Fatma did not appear until we had finished eating when she replaced the table with another and set the fire-pot before her master. For the next few minutes he devoted himself to the making of the coffee, an exceedingly delicate performance. Through the shutters of the window that gave upon the court we could see into the chamber opposite where Kalipha’s sister Eltifa and her husband had their household. A still form in white sat against the wall; the frame of the grilled window, together with the soft glow of lamplight, gave the illusion of a reliquary in which reposed a priceless figurine in amber. It was Abdallah, master tea-maker and devout student of the Koran. Several years before, we were told, he had made the pilgrimage to Kairouan on foot from Morocco. The dearest wish of his heart had been to end his days in the Holy City, and as a reward for his zeal, Allah had instilled in the populace a thirst for Abdallah’s tea, thus enabling him to settle here where he eventually married the widowed Eltifa, and was become a venerated practitioner of all illnesses brought on by the djinns.
We lounged luxuriously, it seemed we had never dined so well. ‘Is it always the men that make the meals?’ I inquired.
‘Never!’ he said with scornful emphasis. While Arab men choose the bill of fare and invariably do the marketing, sometimes even superintending the preparation of a dish, they never, never demean themselves, as he did, with the cooking. But what could he do? When he divorced Hanoona, the mother of Mohammed, he had made an oath that he would never remarry. For three years he had managed with the help of his sister. It had been a foretaste of paradise, a halcyon period during which he had enjoyed all the delights of women without responsibility or bedevilment.
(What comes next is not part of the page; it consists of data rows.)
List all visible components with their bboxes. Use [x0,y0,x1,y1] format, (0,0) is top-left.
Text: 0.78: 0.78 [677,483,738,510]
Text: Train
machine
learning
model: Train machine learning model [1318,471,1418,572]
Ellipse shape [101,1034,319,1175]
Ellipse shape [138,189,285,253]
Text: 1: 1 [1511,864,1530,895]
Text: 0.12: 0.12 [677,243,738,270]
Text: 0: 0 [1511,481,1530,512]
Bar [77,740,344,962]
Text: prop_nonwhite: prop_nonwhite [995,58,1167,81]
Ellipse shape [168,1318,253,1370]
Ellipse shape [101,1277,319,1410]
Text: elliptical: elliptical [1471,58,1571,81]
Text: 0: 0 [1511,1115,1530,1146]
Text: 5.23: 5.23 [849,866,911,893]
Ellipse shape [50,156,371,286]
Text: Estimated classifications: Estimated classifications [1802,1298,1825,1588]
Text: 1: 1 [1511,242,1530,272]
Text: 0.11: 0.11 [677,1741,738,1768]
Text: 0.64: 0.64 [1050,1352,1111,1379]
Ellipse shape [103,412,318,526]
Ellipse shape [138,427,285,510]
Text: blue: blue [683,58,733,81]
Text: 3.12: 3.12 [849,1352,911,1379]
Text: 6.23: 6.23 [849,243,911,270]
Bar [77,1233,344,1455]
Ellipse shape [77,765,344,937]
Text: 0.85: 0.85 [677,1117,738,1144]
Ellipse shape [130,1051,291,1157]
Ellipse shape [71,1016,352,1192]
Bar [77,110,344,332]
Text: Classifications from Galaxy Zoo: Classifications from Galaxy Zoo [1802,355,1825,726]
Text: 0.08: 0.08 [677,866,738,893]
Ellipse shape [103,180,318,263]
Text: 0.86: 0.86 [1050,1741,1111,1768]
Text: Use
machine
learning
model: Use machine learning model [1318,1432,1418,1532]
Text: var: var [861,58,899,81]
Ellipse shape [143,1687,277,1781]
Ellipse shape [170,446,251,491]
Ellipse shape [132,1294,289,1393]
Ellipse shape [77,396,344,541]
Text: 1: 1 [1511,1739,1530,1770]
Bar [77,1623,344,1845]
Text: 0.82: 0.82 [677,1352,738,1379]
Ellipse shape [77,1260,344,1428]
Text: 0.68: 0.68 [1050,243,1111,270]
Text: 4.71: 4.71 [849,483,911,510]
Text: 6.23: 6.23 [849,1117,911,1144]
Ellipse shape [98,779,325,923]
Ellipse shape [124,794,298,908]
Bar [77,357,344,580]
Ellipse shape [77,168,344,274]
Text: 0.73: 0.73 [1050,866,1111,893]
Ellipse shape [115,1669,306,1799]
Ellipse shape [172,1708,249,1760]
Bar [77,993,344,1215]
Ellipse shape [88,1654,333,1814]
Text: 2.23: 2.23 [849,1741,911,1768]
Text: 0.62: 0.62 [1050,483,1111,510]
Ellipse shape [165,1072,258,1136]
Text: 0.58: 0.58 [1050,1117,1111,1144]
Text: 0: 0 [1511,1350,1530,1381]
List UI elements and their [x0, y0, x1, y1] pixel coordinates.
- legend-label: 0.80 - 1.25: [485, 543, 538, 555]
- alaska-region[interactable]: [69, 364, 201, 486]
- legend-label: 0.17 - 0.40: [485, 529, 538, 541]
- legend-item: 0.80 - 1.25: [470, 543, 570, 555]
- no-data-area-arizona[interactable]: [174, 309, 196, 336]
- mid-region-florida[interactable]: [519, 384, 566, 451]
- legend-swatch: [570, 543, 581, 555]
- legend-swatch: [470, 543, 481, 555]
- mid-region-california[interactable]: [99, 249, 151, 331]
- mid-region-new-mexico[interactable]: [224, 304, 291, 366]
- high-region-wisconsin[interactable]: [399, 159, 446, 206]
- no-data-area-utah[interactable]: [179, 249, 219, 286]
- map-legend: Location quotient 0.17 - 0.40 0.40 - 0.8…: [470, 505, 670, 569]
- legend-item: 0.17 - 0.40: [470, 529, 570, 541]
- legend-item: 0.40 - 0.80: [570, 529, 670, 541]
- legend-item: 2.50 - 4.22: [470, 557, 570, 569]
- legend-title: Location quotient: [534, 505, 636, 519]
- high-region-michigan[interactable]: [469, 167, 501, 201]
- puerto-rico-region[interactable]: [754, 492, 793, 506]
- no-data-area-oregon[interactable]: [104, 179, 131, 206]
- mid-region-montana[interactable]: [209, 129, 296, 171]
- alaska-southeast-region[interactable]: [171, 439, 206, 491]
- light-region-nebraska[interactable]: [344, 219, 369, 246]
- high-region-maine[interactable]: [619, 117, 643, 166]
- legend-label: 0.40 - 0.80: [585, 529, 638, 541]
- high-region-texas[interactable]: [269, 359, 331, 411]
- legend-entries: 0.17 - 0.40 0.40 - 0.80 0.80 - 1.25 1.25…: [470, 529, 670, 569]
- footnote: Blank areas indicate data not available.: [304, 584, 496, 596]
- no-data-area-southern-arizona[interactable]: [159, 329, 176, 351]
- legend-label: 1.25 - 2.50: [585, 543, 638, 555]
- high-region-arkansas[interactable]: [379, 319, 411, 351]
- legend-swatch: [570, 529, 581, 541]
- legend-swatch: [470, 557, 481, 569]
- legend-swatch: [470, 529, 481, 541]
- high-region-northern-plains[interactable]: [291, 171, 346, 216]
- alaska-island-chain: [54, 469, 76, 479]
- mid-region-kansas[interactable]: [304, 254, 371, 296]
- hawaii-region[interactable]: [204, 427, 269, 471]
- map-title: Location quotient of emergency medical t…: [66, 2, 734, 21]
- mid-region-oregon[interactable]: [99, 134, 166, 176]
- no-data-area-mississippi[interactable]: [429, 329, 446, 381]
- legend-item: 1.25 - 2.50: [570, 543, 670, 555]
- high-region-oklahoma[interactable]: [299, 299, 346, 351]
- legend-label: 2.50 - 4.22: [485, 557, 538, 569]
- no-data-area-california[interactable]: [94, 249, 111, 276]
But Eltifa, who was blind, found his celibacy more of a burden, and urged her brother to take another wife. At first he would not listen, but she kept at him, like a flea in his garments, until in desperation he charged her, ‘Search the city, only carry cotton with you wherever you go. And when they tell you that the daughter of so-and-so is a virgin with the beauty and form of the houris, stop up your ears. If, on the other hand, they tell you that she is neat, thrifty, and sober, that she can cook, clean, and weave, let her parents name their price, for though she be a divorcée and as ugly as a toad, this woman is my choice.’